Yeni Suriye’de Kürtleri statüsüz bırakmayı, Alevi bölgelerini insansızlaştırmayı, Dürzi ve Hristiyan toplumlar üzerinde şiddet eksenli bir korku imparatorluğu kurmayı hedefleyen yeni bir siyasal mühendislik devreye girdi. Özellikle Alevi toplumuna yönelik işkence, insan kaçırma ve kaybettirme, mala ve mülke çökme pratikleri SMO’nun saldırlarıyla eş zamanlı olarak sürmektedir. HTŞ bu insanlık dışı saldırıları “kontrol dışı güçlere” mal edip işin içinden çıkma kurnazlığıyla hareket ediyor. Resmi olarak da saldırıların kontrol dışı olduğunu ifade ettiler. Ancak bu ciddiyetsiz ve sorumluluktan kaçan bir açıklamaydı.

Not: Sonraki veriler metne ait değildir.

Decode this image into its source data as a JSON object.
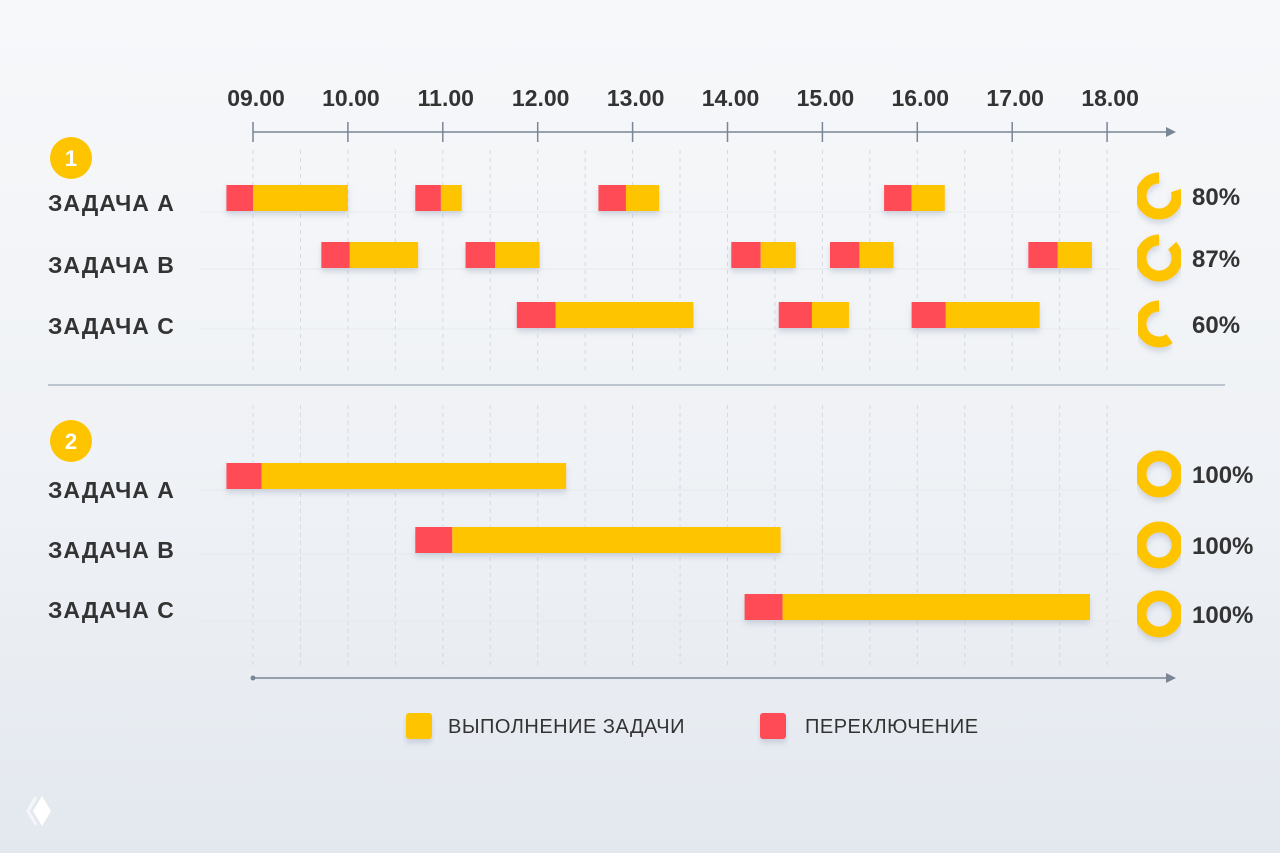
{
  "chart_data": {
    "type": "gantt",
    "x_ticks": [
      "09.00",
      "10.00",
      "11.00",
      "12.00",
      "13.00",
      "14.00",
      "15.00",
      "16.00",
      "17.00",
      "18.00"
    ],
    "xlim_hours": [
      8.7,
      18.7
    ],
    "colors": {
      "work": "#FFC400",
      "switch": "#FF4B55",
      "badge": "#FFC400"
    },
    "legend": [
      {
        "key": "work",
        "label": "ВЫПОЛНЕНИЕ ЗАДАЧИ"
      },
      {
        "key": "switch",
        "label": "ПЕРЕКЛЮЧЕНИЕ"
      }
    ],
    "panels": [
      {
        "number": "1",
        "rows": [
          {
            "label": "ЗАДАЧА A",
            "percent": 80,
            "percent_label": "80%",
            "segments": [
              [
                8.72,
                9.0,
                10.0
              ],
              [
                10.71,
                10.98,
                11.2
              ],
              [
                12.64,
                12.93,
                13.28
              ],
              [
                15.65,
                15.94,
                16.29
              ]
            ]
          },
          {
            "label": "ЗАДАЧА B",
            "percent": 87,
            "percent_label": "87%",
            "segments": [
              [
                9.72,
                10.02,
                10.74
              ],
              [
                11.24,
                11.55,
                12.02
              ],
              [
                14.04,
                14.35,
                14.72
              ],
              [
                15.08,
                15.39,
                15.75
              ],
              [
                17.17,
                17.48,
                17.84
              ]
            ]
          },
          {
            "label": "ЗАДАЧА C",
            "percent": 60,
            "percent_label": "60%",
            "segments": [
              [
                11.78,
                12.19,
                13.64
              ],
              [
                14.54,
                14.89,
                15.28
              ],
              [
                15.94,
                16.3,
                17.29
              ]
            ]
          }
        ]
      },
      {
        "number": "2",
        "rows": [
          {
            "label": "ЗАДАЧА A",
            "percent": 100,
            "percent_label": "100%",
            "segments": [
              [
                8.72,
                9.09,
                12.3
              ]
            ]
          },
          {
            "label": "ЗАДАЧА B",
            "percent": 100,
            "percent_label": "100%",
            "segments": [
              [
                10.71,
                11.1,
                14.56
              ]
            ]
          },
          {
            "label": "ЗАДАЧА C",
            "percent": 100,
            "percent_label": "100%",
            "segments": [
              [
                14.18,
                14.58,
                17.82
              ]
            ]
          }
        ]
      }
    ]
  },
  "logo": {
    "icon": "diamond-logo-icon"
  }
}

Bu aşamada Suriye’de cihadistler dışında hiç kimsenin yaşamı güvende değil. Yeni rejimi destekleyen kesimin dışında kalan farklı kimlikler için yaşam giderek zorlaşıyor. Bu topluluklar içinde şu an en savunmasız kesim, Baas rejiminin yaptığı kötülüklerin mal edilmeye çalışıldığı Alevi toplumudur. Tüm duyarlı kesimler Suriye’de olası bir Alevi katliamı riskini fazlasıyla ciddiye almalı. Fırat’ın batısında Alevi toplumuna, Fırat’ın doğusu ve batısında Kürt toplumuna yönelik saldırılar bir süre daha devam edecek gibi görünüyor. Bu bağlamda uluslararası toplumun bir gözü Alevi toplumunda, diğer gözü Kürt toplumunda olması gerekiyor. Müslüman toplum dışında kalan farklı toplumlara yaklaşım HTŞ için büyük bir test alanı olacak.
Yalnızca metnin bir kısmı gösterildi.